Стены пещеры светились бирюзовым, как экран старого монитора. В центре грота стоял кристалл — точная копия уничтоженного на Урале, но больше. От него тянулись нити света, вплетаясь в камень под нашим домом.
— Сеть, — прошептала Маша. — Они соединены.
— Кто «они»?
— Те, кто был до нас. Те, кто решил, что вечность — это право, а не проклятие.
Она коснулась кристалла, и пещера исчезла.
***
Флоренция, 1503 год.
Леонардо отшвырнул кисть, оставив на холсте кляксу вместо улыбки Джоконды.
— Не выходит!
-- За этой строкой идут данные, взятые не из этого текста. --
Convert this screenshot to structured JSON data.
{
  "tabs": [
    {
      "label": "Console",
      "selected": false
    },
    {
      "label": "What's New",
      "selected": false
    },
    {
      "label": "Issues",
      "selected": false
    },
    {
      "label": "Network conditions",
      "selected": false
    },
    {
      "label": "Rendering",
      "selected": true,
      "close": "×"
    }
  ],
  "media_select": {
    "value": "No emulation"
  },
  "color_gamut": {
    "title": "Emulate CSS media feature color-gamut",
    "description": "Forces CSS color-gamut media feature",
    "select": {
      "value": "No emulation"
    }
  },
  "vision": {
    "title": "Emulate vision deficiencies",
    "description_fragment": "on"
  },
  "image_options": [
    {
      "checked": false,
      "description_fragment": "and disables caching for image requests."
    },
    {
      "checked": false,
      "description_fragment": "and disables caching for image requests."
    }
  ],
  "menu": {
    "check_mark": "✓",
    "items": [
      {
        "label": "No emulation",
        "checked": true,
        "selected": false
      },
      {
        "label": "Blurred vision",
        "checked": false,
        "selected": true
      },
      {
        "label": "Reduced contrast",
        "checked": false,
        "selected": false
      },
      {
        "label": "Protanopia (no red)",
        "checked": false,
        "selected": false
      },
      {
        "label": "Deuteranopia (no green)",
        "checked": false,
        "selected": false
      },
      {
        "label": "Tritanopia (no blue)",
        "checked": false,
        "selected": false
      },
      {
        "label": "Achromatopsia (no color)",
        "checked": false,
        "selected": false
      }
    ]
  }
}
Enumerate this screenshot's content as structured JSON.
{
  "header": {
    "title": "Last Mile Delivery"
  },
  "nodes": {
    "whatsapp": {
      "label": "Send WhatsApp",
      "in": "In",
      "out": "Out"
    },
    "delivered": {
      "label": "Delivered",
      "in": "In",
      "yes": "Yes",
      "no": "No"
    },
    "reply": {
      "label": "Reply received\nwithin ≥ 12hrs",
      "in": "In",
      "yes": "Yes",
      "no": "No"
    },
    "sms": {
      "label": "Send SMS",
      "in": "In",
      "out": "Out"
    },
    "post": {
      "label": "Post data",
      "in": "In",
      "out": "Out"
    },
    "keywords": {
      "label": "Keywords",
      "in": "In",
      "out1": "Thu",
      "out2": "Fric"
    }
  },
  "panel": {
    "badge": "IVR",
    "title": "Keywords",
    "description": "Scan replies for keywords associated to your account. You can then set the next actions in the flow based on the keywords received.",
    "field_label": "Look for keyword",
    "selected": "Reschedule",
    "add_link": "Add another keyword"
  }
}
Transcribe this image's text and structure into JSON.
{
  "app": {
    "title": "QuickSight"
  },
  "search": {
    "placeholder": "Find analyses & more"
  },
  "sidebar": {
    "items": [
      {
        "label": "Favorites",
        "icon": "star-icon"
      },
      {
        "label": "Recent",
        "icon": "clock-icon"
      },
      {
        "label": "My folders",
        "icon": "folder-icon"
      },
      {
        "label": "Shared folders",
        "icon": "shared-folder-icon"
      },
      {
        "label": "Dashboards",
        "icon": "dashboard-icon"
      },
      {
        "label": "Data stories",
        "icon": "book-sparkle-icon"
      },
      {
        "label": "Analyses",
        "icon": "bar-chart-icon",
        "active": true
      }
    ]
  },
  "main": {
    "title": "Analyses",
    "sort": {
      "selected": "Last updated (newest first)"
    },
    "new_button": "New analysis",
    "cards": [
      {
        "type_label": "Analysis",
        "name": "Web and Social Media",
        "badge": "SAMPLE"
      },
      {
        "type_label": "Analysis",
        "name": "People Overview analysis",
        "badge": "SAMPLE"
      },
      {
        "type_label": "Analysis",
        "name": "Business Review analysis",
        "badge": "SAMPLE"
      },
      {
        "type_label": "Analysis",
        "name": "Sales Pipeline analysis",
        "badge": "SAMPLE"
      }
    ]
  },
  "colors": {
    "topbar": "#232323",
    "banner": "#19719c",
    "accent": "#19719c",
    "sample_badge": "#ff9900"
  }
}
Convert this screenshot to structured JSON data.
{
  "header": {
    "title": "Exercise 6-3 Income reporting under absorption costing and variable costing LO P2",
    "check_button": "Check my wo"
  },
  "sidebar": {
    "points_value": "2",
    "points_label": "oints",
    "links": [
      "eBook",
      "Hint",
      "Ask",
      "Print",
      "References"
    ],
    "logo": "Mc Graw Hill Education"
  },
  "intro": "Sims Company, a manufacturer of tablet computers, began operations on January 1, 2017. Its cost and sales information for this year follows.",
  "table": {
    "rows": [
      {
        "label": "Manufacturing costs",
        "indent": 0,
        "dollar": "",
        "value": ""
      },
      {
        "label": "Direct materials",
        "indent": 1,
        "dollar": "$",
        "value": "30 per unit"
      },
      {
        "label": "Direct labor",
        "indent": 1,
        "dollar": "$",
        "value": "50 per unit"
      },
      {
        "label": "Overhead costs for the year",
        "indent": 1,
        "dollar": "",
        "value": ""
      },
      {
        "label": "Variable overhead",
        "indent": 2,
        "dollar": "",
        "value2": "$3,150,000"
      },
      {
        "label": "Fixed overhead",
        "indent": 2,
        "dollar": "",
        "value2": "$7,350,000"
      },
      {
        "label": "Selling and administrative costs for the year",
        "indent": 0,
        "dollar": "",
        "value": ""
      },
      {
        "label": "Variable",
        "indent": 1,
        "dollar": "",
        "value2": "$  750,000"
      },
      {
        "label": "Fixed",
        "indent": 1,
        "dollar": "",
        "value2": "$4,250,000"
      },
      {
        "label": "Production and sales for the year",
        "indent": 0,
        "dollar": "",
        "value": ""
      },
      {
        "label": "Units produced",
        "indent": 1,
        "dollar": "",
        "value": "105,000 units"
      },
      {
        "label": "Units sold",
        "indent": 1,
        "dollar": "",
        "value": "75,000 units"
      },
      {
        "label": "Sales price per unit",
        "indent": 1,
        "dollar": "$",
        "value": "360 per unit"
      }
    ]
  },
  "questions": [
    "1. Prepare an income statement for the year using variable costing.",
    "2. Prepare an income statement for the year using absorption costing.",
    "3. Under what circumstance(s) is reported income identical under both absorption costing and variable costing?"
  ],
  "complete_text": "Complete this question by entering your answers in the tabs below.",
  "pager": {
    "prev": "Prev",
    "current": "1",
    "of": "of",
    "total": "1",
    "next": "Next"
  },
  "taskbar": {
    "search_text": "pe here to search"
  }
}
Она должна быть живой!
— Попробуй добавить грусть, — предложила Маша, разглядывая эскизы летательного аппарата. — Или страх. Бессмертные редко улыбаются.
Художник обернулся, заметив, как она крутит в руках шестерни его механического льва.
— Ты снова здесь, демонесса?
— Демонесса с хлебом и вином, — она поставила на стол бутыль. — И с вопросом. Зачем ты рисуешь её?
Леонардо да Винчи
Леонардо вздохнул, указывая на чертежи под холстом — схемы сердца, реки, пламени.
— Чтобы понять, что движет людьми. Страх смерти? Жажда жизни?